La violence policière doit certes être punie et endiguée. Mais est-elle réellement l’unique raison de pareilles émeutes? Peut-être. 

Mais peut-être qu’il y a plus. Une crise en cache souvent une autre.

Détonateur

Récapitulons les événements des derniers mois.

En raison de la crise sanitaire, les autorités ont brusquement immobilisé l’activité économique. 

En quelques semaines, une armée de chômeurs est apparue et des centaines de milliers d’entrepreneurs ont vu leurs efforts anéantis. Aujourd’hui, des millions de personnes comptent sur les banques alimentaires et vivent l’angoisse de lendemains incertains, voire carrément funestes. 

À cela s’ajoutent la peur d’attraper le virus, laquelle vire trop souvent à l’anthropophobie, et les effets du confinement sur la santé mentale et autres dommages collatéraux.

Pour comble, même les activités sportives sont interdites, brimant ainsi toute possibilité d’évacuer les frustrations et de se détendre.
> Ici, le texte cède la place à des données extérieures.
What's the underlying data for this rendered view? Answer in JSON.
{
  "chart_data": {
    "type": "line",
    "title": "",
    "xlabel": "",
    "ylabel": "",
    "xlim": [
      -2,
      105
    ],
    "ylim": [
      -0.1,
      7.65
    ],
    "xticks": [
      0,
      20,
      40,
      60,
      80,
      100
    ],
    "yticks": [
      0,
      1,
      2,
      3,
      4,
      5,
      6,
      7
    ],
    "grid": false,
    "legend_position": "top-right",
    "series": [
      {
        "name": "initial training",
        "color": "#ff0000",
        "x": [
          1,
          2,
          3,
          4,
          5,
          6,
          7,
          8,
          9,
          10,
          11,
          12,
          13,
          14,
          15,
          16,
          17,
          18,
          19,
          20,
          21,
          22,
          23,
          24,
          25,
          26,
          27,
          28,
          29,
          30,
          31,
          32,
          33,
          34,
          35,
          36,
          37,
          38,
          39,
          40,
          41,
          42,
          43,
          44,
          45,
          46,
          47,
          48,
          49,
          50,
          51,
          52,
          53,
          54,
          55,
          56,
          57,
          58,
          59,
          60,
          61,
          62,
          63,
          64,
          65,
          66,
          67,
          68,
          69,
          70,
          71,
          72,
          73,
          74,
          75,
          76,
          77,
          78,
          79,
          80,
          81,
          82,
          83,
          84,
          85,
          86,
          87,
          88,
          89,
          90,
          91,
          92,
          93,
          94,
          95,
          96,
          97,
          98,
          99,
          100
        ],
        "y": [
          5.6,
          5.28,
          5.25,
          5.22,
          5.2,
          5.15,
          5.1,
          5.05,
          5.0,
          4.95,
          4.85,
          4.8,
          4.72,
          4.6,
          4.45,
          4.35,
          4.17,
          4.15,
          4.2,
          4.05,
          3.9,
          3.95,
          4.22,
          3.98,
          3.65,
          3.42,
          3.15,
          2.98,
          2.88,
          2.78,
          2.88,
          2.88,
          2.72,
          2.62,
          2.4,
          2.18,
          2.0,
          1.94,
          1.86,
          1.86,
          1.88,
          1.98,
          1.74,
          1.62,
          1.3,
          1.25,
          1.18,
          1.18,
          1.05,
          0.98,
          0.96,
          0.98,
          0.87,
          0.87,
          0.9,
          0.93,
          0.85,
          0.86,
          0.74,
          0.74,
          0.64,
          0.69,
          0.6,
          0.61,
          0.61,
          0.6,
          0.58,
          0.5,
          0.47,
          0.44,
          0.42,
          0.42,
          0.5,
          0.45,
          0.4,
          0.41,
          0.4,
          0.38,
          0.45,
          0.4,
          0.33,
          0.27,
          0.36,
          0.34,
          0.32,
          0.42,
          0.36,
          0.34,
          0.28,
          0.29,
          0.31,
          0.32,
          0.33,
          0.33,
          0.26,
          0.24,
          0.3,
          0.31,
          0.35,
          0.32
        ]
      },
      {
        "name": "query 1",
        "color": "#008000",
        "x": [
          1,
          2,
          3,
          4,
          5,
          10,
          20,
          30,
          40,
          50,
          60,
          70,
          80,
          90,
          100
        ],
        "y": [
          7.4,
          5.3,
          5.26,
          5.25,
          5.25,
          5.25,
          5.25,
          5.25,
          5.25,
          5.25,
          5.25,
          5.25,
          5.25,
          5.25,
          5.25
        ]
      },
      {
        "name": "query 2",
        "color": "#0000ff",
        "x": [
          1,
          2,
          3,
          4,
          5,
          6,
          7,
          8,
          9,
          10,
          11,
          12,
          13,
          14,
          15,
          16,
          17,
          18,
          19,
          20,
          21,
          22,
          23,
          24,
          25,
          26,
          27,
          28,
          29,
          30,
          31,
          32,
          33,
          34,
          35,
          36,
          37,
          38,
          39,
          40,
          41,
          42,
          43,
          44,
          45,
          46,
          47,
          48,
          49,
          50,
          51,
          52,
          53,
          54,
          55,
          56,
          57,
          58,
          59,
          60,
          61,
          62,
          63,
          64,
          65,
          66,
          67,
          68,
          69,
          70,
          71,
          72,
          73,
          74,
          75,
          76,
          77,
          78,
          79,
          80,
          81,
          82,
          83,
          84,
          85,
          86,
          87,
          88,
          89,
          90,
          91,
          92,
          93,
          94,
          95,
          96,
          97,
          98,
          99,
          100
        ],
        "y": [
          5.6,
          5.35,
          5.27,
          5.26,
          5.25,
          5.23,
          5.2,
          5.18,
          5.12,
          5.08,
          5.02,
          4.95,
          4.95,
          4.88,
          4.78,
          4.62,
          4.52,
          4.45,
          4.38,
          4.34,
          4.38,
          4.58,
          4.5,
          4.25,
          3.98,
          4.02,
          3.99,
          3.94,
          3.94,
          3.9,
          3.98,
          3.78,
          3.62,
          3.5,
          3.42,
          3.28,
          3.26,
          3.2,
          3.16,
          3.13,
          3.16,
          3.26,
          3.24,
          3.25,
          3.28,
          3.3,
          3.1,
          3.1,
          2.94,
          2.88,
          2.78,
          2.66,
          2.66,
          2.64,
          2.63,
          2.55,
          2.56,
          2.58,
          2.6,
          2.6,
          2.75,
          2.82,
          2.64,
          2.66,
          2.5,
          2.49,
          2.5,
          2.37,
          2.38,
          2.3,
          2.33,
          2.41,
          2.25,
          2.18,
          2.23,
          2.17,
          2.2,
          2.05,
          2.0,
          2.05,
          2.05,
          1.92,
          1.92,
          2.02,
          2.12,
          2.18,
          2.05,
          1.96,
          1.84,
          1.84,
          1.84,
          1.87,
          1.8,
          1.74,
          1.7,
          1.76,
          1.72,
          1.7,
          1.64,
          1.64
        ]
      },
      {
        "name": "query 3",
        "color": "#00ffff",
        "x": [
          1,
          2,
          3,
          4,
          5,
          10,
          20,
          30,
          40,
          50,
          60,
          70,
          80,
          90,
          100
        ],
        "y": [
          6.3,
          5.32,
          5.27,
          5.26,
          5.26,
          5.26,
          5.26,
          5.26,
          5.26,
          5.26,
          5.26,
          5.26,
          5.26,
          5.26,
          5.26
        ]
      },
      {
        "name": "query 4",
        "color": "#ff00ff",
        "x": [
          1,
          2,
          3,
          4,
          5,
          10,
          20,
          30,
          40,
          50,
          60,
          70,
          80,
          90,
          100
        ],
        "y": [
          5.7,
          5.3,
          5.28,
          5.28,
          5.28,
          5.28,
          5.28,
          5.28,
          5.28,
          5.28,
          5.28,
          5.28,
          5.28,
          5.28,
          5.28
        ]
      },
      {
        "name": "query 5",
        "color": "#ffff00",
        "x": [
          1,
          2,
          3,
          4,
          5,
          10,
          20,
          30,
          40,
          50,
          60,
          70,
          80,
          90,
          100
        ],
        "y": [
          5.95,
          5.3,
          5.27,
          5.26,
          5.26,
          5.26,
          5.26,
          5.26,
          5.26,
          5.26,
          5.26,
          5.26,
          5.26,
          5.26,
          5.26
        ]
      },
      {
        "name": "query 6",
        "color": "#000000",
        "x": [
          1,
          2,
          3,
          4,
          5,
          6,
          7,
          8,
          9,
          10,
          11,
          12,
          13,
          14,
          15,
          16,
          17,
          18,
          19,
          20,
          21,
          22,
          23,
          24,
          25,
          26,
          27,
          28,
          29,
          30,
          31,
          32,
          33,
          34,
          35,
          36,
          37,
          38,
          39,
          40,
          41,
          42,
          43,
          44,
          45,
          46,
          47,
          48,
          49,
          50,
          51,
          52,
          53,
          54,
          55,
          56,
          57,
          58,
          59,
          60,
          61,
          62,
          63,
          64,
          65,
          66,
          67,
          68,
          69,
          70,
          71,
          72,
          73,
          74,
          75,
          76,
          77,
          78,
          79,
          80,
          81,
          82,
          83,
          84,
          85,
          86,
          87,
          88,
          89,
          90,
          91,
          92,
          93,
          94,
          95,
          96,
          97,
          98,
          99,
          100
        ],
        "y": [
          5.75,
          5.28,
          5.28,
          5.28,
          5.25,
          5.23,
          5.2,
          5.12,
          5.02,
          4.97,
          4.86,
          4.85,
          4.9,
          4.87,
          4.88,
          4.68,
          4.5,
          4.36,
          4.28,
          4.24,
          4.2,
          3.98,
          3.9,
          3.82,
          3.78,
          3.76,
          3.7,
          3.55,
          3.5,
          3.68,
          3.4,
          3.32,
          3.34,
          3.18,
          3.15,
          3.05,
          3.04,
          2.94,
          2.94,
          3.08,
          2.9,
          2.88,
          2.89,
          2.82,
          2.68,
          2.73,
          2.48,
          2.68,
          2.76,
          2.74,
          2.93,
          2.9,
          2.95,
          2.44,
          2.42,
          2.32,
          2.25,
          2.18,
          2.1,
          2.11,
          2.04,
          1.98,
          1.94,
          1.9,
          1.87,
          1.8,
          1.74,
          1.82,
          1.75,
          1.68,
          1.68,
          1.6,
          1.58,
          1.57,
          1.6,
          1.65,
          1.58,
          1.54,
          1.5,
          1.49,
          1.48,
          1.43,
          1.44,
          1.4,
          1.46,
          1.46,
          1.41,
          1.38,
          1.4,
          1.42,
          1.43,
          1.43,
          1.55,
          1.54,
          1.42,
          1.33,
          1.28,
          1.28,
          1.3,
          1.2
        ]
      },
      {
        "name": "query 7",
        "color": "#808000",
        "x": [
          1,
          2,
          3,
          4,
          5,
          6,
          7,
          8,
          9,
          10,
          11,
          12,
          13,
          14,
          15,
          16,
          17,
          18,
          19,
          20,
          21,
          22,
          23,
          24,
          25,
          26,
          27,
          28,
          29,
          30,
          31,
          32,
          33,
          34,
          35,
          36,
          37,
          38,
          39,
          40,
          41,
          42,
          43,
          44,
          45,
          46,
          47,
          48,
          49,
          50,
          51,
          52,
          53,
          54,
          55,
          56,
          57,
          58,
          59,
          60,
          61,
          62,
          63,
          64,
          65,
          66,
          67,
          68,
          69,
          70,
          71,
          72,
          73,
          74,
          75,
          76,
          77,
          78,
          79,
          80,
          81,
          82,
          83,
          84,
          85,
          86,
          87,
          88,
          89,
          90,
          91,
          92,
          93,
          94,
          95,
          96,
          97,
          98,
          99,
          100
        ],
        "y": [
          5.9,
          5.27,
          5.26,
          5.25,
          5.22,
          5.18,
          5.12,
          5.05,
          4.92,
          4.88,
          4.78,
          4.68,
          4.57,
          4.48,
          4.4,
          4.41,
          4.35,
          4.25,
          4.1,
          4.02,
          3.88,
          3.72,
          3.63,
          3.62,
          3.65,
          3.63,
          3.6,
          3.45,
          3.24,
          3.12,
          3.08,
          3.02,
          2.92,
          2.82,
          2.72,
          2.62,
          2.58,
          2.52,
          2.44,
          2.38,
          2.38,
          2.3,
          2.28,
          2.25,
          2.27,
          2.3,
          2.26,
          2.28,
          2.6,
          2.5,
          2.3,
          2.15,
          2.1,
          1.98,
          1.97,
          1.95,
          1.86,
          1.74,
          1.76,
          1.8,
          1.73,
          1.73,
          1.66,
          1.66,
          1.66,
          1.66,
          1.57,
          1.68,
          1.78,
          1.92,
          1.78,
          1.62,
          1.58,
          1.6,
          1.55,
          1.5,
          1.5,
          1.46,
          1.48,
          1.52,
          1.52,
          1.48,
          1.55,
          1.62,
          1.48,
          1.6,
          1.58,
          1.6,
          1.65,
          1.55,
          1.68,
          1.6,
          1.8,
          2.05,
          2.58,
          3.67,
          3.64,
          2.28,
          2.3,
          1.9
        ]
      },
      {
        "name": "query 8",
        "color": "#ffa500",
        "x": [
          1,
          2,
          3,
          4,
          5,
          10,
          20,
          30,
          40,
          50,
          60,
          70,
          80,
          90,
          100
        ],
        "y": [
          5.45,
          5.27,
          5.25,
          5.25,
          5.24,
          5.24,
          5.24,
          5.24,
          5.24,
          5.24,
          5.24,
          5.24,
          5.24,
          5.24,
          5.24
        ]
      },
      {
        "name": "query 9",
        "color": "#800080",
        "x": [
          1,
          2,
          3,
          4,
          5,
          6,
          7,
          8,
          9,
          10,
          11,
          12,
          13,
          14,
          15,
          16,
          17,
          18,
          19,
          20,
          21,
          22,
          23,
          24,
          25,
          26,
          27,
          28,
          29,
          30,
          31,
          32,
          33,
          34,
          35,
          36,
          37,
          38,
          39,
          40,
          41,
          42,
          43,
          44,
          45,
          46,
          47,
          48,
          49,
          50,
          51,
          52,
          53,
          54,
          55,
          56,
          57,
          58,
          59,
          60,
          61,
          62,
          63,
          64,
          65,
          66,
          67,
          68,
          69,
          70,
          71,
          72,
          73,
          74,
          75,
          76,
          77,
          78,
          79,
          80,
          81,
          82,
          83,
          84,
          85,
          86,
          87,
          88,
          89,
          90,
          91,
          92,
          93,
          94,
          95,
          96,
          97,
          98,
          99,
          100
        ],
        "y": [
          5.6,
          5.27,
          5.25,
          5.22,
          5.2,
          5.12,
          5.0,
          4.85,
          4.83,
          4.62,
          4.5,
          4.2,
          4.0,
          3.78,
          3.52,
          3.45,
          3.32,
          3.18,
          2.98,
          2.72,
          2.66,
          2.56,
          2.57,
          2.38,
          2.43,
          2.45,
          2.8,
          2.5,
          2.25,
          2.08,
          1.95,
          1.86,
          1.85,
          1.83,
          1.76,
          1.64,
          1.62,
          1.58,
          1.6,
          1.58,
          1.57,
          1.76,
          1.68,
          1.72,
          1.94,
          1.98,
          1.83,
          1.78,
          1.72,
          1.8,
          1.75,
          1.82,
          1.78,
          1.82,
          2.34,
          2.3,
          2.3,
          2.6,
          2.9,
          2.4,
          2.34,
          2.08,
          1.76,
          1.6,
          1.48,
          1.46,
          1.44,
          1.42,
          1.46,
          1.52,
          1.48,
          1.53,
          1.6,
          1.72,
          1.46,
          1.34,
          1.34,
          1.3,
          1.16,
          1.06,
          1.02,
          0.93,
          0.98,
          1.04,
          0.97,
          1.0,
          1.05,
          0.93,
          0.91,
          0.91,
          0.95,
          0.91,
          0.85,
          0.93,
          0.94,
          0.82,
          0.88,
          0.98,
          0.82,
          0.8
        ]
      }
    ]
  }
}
En somme, la population est angoissée, sans travail, sans avenir, sans contacts sociaux, et sans défouloir. Le cocktail était explosif. La mort de Floyd a été le détonateur.  

Espoir

C’est très facile de juger sévèrement la crise sociale américaine, et de porter un regard moralisateur et condescendant. Mais c’est une grossière erreur! 

Il faut être conscient que, COVID-19 oblige, nous avons créé les mêmes conditions intenables qu’aux États-Unis, la même souffrance collective.

Pour éviter que le Québec ne devienne également le théâtre d’un dérapage social coûteux et meurtrier, il faut que l’économie redémarre rapidement, que la population retrouve l’espoir, et que la vie reprenne ses droits.  

Aucun pays ne devrait regarder la situation aux États-Unis comme une anomalie à analyser avec détachement, mais plutôt comme une mise en garde. Car là-bas, comme partout ailleurs, l’oisiveté est mère de tous les vices!